Cependant cet apôtre, à la fin de sa vie, ne se souvient plus de tous ces honneurs il n’a dans la mémoire que ses travaux, et la récompense qu’il en attend. Et certes, c’était avec grande raison que ce saint apôtre avait effacé le reste de sa mémoire. Les honneurs se perdent en ce monde, mais les souffrances nous accompagnent après notre mort, et, au lieu qu’on nous redemande compte des premiers, on nous rend, au contraire, des récompenses pour les autres.

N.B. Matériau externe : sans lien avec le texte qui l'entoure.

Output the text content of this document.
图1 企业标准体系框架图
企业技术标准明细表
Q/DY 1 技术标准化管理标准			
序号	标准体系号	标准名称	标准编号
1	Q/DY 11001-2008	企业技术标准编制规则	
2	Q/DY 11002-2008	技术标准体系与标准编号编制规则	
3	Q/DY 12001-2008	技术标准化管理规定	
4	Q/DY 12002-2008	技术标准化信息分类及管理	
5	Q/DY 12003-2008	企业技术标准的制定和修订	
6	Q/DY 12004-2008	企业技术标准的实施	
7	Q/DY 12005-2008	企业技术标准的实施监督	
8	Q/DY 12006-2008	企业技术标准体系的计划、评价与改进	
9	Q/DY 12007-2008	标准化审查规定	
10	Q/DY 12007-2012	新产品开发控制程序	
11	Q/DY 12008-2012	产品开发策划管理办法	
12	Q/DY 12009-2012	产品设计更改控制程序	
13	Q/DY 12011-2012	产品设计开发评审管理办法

Ne savez-vous pas quel trouble nos péchés causent dans notre esprit au moment de notre mort ; quelle est alors notre inquiétude et l’agitation de notre cœur. Lorsque nous sommes ainsi déchirés au dedans de nous, le souvenir de nos vertus, qui se présente alors à notre âme, est comme la douceur du calme qui succède à la tempête, et qui nous console dans le trouble et dans le désespoir nous nous trouvons réduits. Si nous étions sages, mes frères, cette crainte nous accompagnerait durant toute notre vie. Mais, parce que nous y sommes insensibles tant que nous vivons, elle se saisira de nous à la mort, et nous frappera de terreur.

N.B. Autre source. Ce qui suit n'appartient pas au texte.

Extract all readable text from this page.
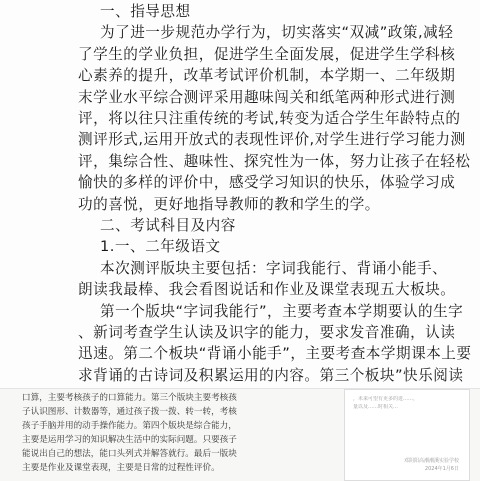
一、指导思想
为了进一步规范办学行为，切实落实“双减”政策,减轻
了学生的学业负担，促进学生全面发展，促进学生学科核
心素养的提升，改革考试评价机制，本学期一、二年级期
末学业水平综合测评采用趣味闯关和纸笔两种形式进行测
评，将以往只注重传统的考试,转变为适合学生年龄特点的
测评形式,运用开放式的表现性评价,对学生进行学习能力测
评，集综合性、趣味性、探究性为一体，努力让孩子在轻松
愉快的多样的评价中，感受学习知识的快乐，体验学习成
功的喜悦，更好地指导教师的教和学生的学。
二、考试科目及内容
1.一、二年级语文
本次测评版块主要包括：字词我能行、背诵小能手、
朗读我最棒、我会看图说话和作业及课堂表现五大板块。
第一个版块“字词我能行”，主要考查本学期要认的生字
、新词考查学生认读及识字的能力，要求发音准确，认读
迅速。第二个板块“背诵小能手”，主要考查本学期课本上要
求背诵的古诗词及积累运用的内容。第三个板块”快乐阅读
口算，主要考核孩子的口算能力。第三个版块主要考核孩
子认识图形、计数器等，通过孩子拨一拨、转一转，考核
孩子手脑并用的动手操作能力。第四个版块是综合能力，
主要是运用学习的知识解决生活中的实际问题。只要孩子
能说出自己的想法，能口头列式并解答就行。最后一版块
主要是作业及课堂表现，主要是日常的过程性评价。
，未来可望有更多的进……，
量以及……时相关…
邓阴阳高潮潮溪实验学校
2024年1月6日
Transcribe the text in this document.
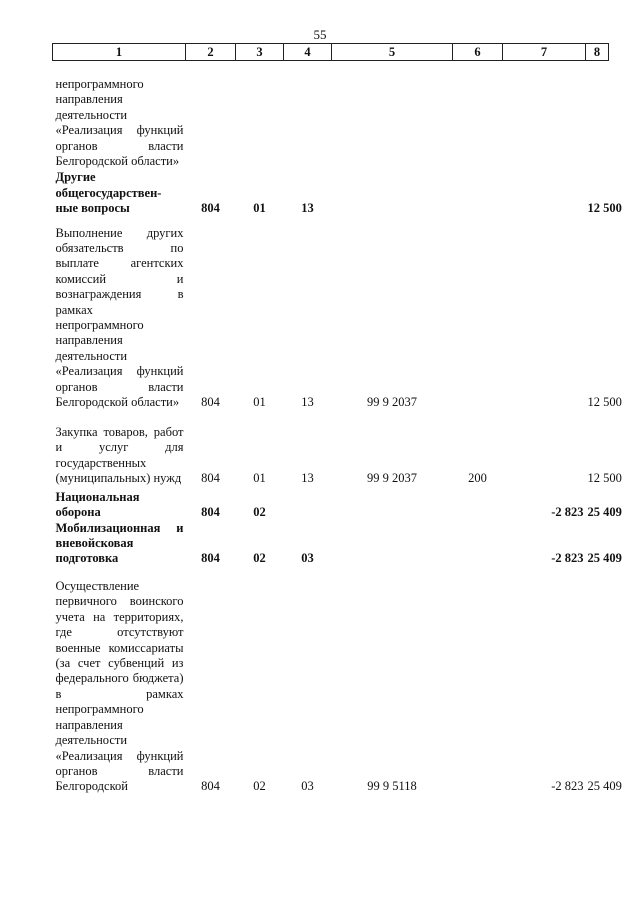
55
1	2	3	4	5	6	7	8
непрограммного направления деятельности «Реализация функций органов власти Белгородской области»							
Другие общегосударствен-ные вопросы	804	01	13				12 500
Выполнение других обязательств по выплате агентских комиссий и вознаграждения в рамках непрограммного направления деятельности «Реализация функций органов власти Белгородской области»	804	01	13	99 9 2037			12 500
Закупка товаров, работ и услуг для государственных (муниципальных) нужд	804	01	13	99 9 2037	200		12 500
Национальная оборона	804	02				-2 823	25 409
Мобилизационная и вневойсковая подготовка	804	02	03			-2 823	25 409
Осуществление первичного воинского учета на территориях, где отсутствуют военные комиссариаты (за счет субвенций из федерального бюджета) в рамках непрограммного направления деятельности «Реализация функций органов власти Белгородской	804	02	03	99 9 5118		-2 823	25 409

Un prisonnier, un coupable, n’est jamais plus triste que lorsqu’on le tire de la prison pour le présenter à son juge. C’est alors qu’il tremble, quand il se voit au pied du tribunal, où il doit rendre compte de ses crimes, et entendre prononcer l’arrêt de sa mort. N’est-ce pas ce qui remplit l’esprit des mourants de spectres et de visions effroyables, qu’ils nous racontent eux-mêmes, et dont ils ne peuvent souffrir le regard ? Ils font des efforts si violents dans le désespoir où ils sont, qu’ils en ébranlent tout leur lit et le renversent par terre. Ils lancent de tous côtés des regards farouches sur ceux qui les environnent. On voit au-dehors ce que l’âme souffre au dedans, lorsqu’elle combat pour ne pas sortir du corps, ou qu’elle ne peut supporter la présence des anges qui viennent à elle.
Si le regard de quelques personnes nous fait souvent trembler de peur, que ferons-nous lorsque les anges viendront à nous d’un œil menaçant, et que les puissances célestes nous sépareront de toutes les choses présentes ? Que deviendrons-nous, lorsque notre âme, se voyant arrachée du corps comme par force, jettera mille soupirs inutiles et mille regrets superflus, comme ce riche de l’évangile, qui s’affligea si inutilement à la mort ?
Gravons donc ceci dans nos âmes. Pensons sérieusement, mes frères, à ce triste état. Craignons d’y tomber, afin que nous n’y tombions pas. Conservons en nous-une vive appréhension de ces maux. Ainsi, nous ne les éprouverons pas, mais nous jouirons au contraire des biens éternels, que je vous souhaite à tous, par la grâce et par la miséricorde de Notre Seigneur Jésus-Christ, à qui, avec le Père et le Saint-Esprit, qui nous vivifie, est toute la gloire, maintenant et toujours, et dans tous les siècles des siècles, Ainsi soit-il (418).